Voila! You get 5 minute data nicely formatted!

DataFrame head for 1 minute OHLC data
This works well with Pandas version 1.0.3. If you are any other version of Pandas, feel free to consult the documentation. Here is how you can check Pandas version: pd.__version__, or for any Python module.

Can We Ever Have a Life without Caveat #

I guess not!

Pandas resample API although works beautifully, it also samples data that did not exist, e.g. non-trading hours data. Indian markets open at 9:15 AM and closes at 3:30 PM #. However, if you try to peek at the data between two trading days, you'll see Pandas has introduces NaN data for non-trading hours like below.

Wrongly sampled after market data

A quick fix would be to use another Pandas API, between_time as follows

df = df.between_time('09:15', '15:25')

And you get correct result

Fixed after market data

However, non-trading days (Saturday, Sunday, and any other trading holidays) will still have incorrect data.
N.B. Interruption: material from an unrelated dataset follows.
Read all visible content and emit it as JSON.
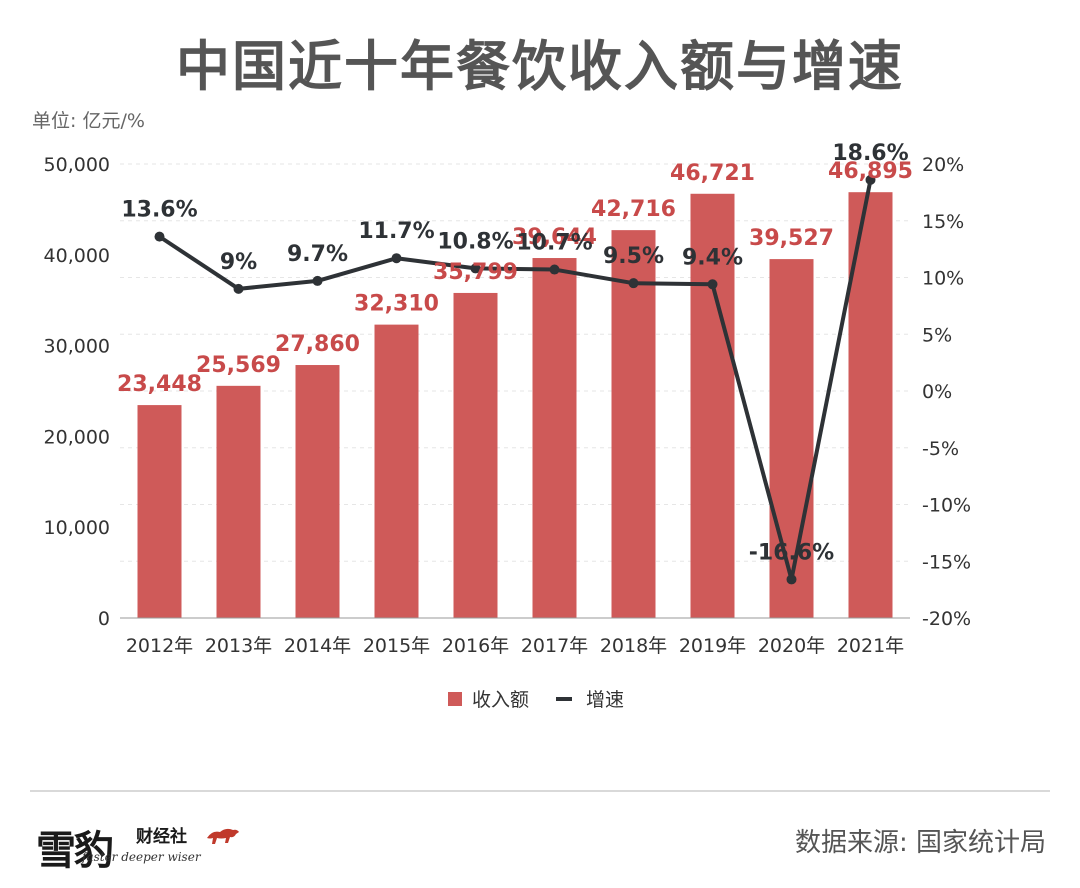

For example, 20th June 2020 should not have any data, but it has been now filled with NaN from 9:15 AM to 3:30 PM.

Wrongly sampled non-trading day data

How to Fix Non-trading Day Resampling #

Frankly, I have not yet found a proper way to fix this.

Ideally, you can have a list of non-trading days, and you can filter out the data using that list. But it comes with extra headache of collecting non-trading days for historical data. Also, some days, trading might happen at a different time than usual, for example, Indian markets open on the evening of Diwali, for Muhurat Trading, sometime between 6PM and 7PM.
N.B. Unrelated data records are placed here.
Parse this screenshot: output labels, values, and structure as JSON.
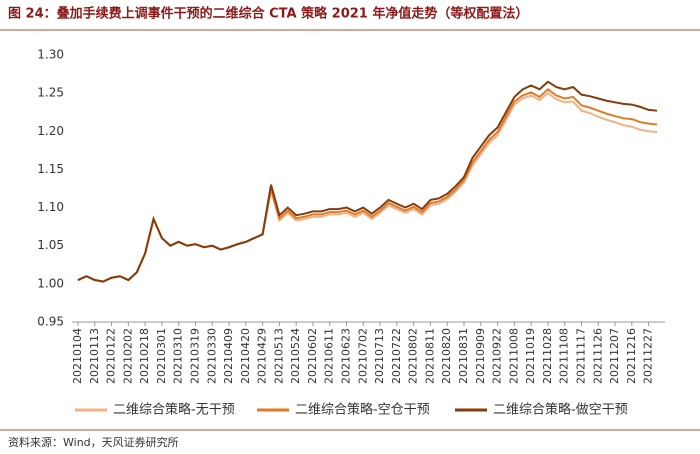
{
  "chart_data": {
    "type": "line",
    "title": "图 24：叠加手续费上调事件干预的二维综合 CTA 策略 2021 年净值走势（等权配置法）",
    "source": "资料来源：Wind，天风证券研究所",
    "categories": [
      "20210104",
      null,
      "20210113",
      null,
      "20210122",
      null,
      "20210202",
      null,
      "20210218",
      null,
      "20210301",
      null,
      "20210310",
      null,
      "20210319",
      null,
      "20210330",
      null,
      "20210409",
      null,
      "20210420",
      null,
      "20210429",
      null,
      "20210513",
      null,
      "20210524",
      null,
      "20210602",
      null,
      "20210611",
      null,
      "20210623",
      null,
      "20210702",
      null,
      "20210713",
      null,
      "20210722",
      null,
      "20210802",
      null,
      "20210811",
      null,
      "20210820",
      null,
      "20210831",
      null,
      "20210909",
      null,
      "20210922",
      null,
      "20211008",
      null,
      "20211019",
      null,
      "20211028",
      null,
      "20211108",
      null,
      "20211117",
      null,
      "20211126",
      null,
      "20211207",
      null,
      "20211216",
      null,
      "20211227",
      null
    ],
    "series": [
      {
        "name": "二维综合策略-无干预",
        "color": "#f4b183",
        "values": [
          1.005,
          1.01,
          1.005,
          1.003,
          1.008,
          1.01,
          1.005,
          1.015,
          1.04,
          1.085,
          1.06,
          1.05,
          1.055,
          1.05,
          1.052,
          1.048,
          1.05,
          1.045,
          1.048,
          1.052,
          1.055,
          1.06,
          1.065,
          1.122,
          1.083,
          1.093,
          1.083,
          1.085,
          1.088,
          1.088,
          1.091,
          1.091,
          1.093,
          1.088,
          1.093,
          1.085,
          1.093,
          1.103,
          1.098,
          1.093,
          1.098,
          1.091,
          1.103,
          1.105,
          1.111,
          1.121,
          1.133,
          1.155,
          1.17,
          1.185,
          1.195,
          1.215,
          1.235,
          1.243,
          1.247,
          1.241,
          1.25,
          1.242,
          1.238,
          1.239,
          1.227,
          1.224,
          1.219,
          1.215,
          1.212,
          1.208,
          1.206,
          1.202,
          1.2,
          1.199
        ]
      },
      {
        "name": "二维综合策略-空仓干预",
        "color": "#e07b2c",
        "values": [
          1.005,
          1.01,
          1.005,
          1.003,
          1.008,
          1.01,
          1.005,
          1.015,
          1.04,
          1.085,
          1.06,
          1.05,
          1.055,
          1.05,
          1.052,
          1.048,
          1.05,
          1.045,
          1.048,
          1.052,
          1.055,
          1.06,
          1.065,
          1.125,
          1.086,
          1.096,
          1.086,
          1.088,
          1.091,
          1.091,
          1.094,
          1.094,
          1.096,
          1.091,
          1.096,
          1.088,
          1.096,
          1.106,
          1.101,
          1.096,
          1.101,
          1.094,
          1.106,
          1.108,
          1.114,
          1.124,
          1.136,
          1.159,
          1.174,
          1.189,
          1.199,
          1.219,
          1.239,
          1.247,
          1.251,
          1.245,
          1.255,
          1.247,
          1.243,
          1.245,
          1.234,
          1.231,
          1.227,
          1.223,
          1.22,
          1.217,
          1.216,
          1.212,
          1.21,
          1.209
        ]
      },
      {
        "name": "二维综合策略-做空干预",
        "color": "#843c0c",
        "values": [
          1.005,
          1.01,
          1.005,
          1.003,
          1.008,
          1.01,
          1.005,
          1.015,
          1.04,
          1.085,
          1.06,
          1.05,
          1.055,
          1.05,
          1.052,
          1.048,
          1.05,
          1.045,
          1.048,
          1.052,
          1.055,
          1.06,
          1.065,
          1.13,
          1.09,
          1.1,
          1.09,
          1.092,
          1.095,
          1.095,
          1.098,
          1.098,
          1.1,
          1.095,
          1.1,
          1.092,
          1.1,
          1.11,
          1.105,
          1.1,
          1.105,
          1.098,
          1.11,
          1.112,
          1.118,
          1.128,
          1.14,
          1.165,
          1.18,
          1.195,
          1.205,
          1.225,
          1.245,
          1.255,
          1.26,
          1.255,
          1.265,
          1.258,
          1.255,
          1.258,
          1.248,
          1.246,
          1.243,
          1.24,
          1.238,
          1.236,
          1.235,
          1.232,
          1.228,
          1.227
        ]
      }
    ],
    "ylim": [
      0.95,
      1.3
    ],
    "yticks": [
      0.95,
      {
        "value": 1.0,
        "label": "1.00"
      },
      1.05,
      {
        "value": 1.1,
        "label": "1.10"
      },
      1.15,
      {
        "value": 1.2,
        "label": "1.20"
      },
      1.25,
      {
        "value": 1.3,
        "label": "1.30"
      }
    ],
    "grid": false,
    "legend": "bottom"
  }
}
So the problem is two-fold now.

What I have done for now is simply filtered out any row having NaN data as opening price instead of using between_time.

df = df.drop(df[df.open.isnull()].index) # Better to check all of them?
df.loc['2020-06-19 15:20:00':'2020-06-22 09:20:00'].head()

Now, data between Friday and Monday is filtered properly.

Fixed after market and non-trading day data

But this will work properly, if your data is otherwise clean. Or may be check if every piece of data for an index in NaN and filter based on that. Don't check if volume is zero though, that can actually happen for some stocks on a relatively less active trading day, or if the stock is hitting circuits for some time, or the stock does not have enough liquidity.